ICD-10 transition conforms the proper and thorough attention to specialties and selective healthcare conditions. These new codes offer greater precision and exactness in diagnosis and inpatient procedures reporting, eventually making accurate and efficient reimbursements. The healthcare providers are required to work diligently for diagnosis documentation as ICD-10 has eight times more codes than ICD-9. Th implementation of ICD-10 transition has impacted pediatrics, cardiology, and nephrology more significantly than others.

The Way Forward

The healthcare community including providers, payers and billing companies is going through a significant transformation with the introduction of ICD-10 coding. Healthcare stakeholders are facing a considerable number of technical requirements, including upgrading administrative transactions, health information technology adoption, e-prescribing and more.
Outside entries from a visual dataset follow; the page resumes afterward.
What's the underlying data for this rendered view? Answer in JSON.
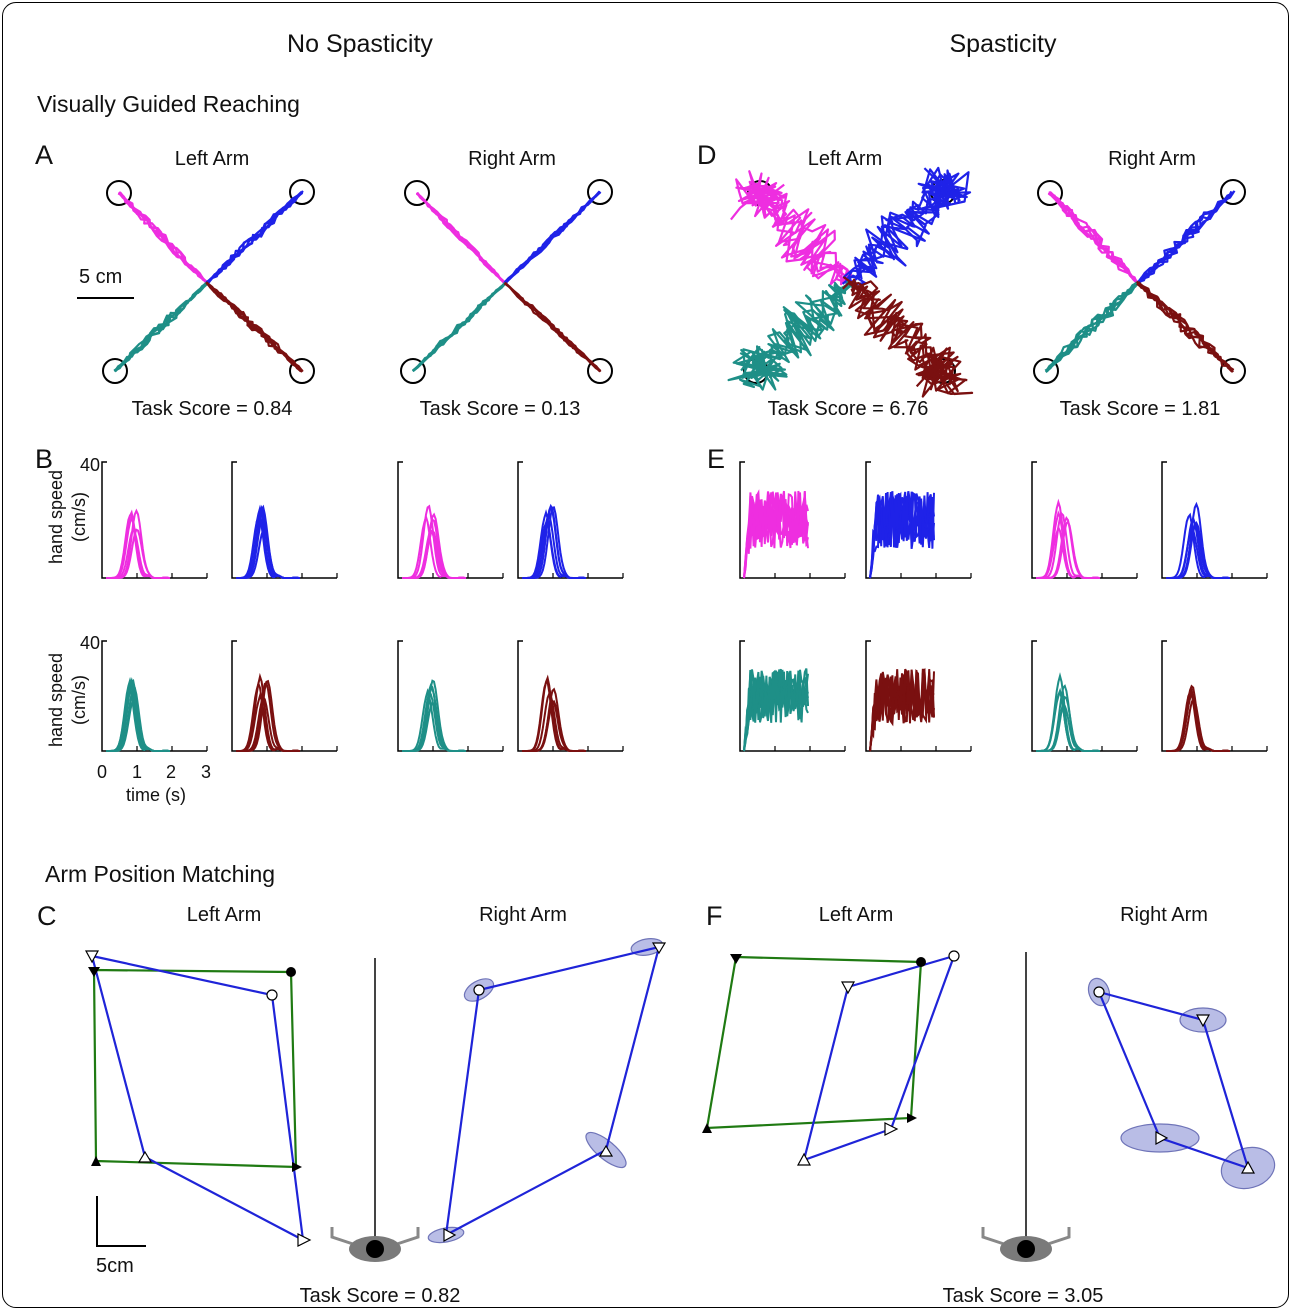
{
  "headers": {
    "left": "No Spasticity",
    "right": "Spasticity"
  },
  "sections": {
    "vgr": "Visually Guided Reaching",
    "apm": "Arm Position Matching"
  },
  "panels": {
    "A": "A",
    "B": "B",
    "C": "C",
    "D": "D",
    "E": "E",
    "F": "F"
  },
  "arms": {
    "left": "Left Arm",
    "right": "Right Arm"
  },
  "scalebars": {
    "reach": "5 cm",
    "match": "5cm"
  },
  "scores": {
    "a_left": "Task Score = 0.84",
    "a_right": "Task Score = 0.13",
    "d_left": "Task Score = 6.76",
    "d_right": "Task Score = 1.81",
    "c": "Task Score = 0.82",
    "f": "Task Score = 3.05"
  },
  "speed_axis": {
    "ylabel": "hand speed",
    "yunit": "(cm/s)",
    "ymax_label": "40",
    "xlabel": "time (s)",
    "xticks": [
      "0",
      "1",
      "2",
      "3"
    ]
  },
  "colors": {
    "magenta": "#ee2ee0",
    "blue": "#1f22e8",
    "teal": "#1e8f87",
    "darkred": "#7a1010",
    "green": "#1f7a12",
    "path_blue": "#1f24d8",
    "ellipse": "#b9bde6"
  },
  "icons": [
    "target-circle-icon",
    "eye-icon",
    "triangle-marker-icon"
  ]
}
With extensive planning, education, and preparation, the ICD-10 transition can be a smoother experience. Well-prepared healthcare organizations along with efficient technological software systems at their disposal are successfully reaping the benefits of ICD-10 codes. ICD-10 codes act as a useful tool for healthcare improvement. As perfectly summed by Dr. Charles Van Duyne, the multispecialty group CMIO, “Yes, ICD-10 gives you more granularity, providing you’re doing the coding correctly. However, having more information isn’t necessarily better. What you’re looking for is the insight into the data and actionable information out of that data.”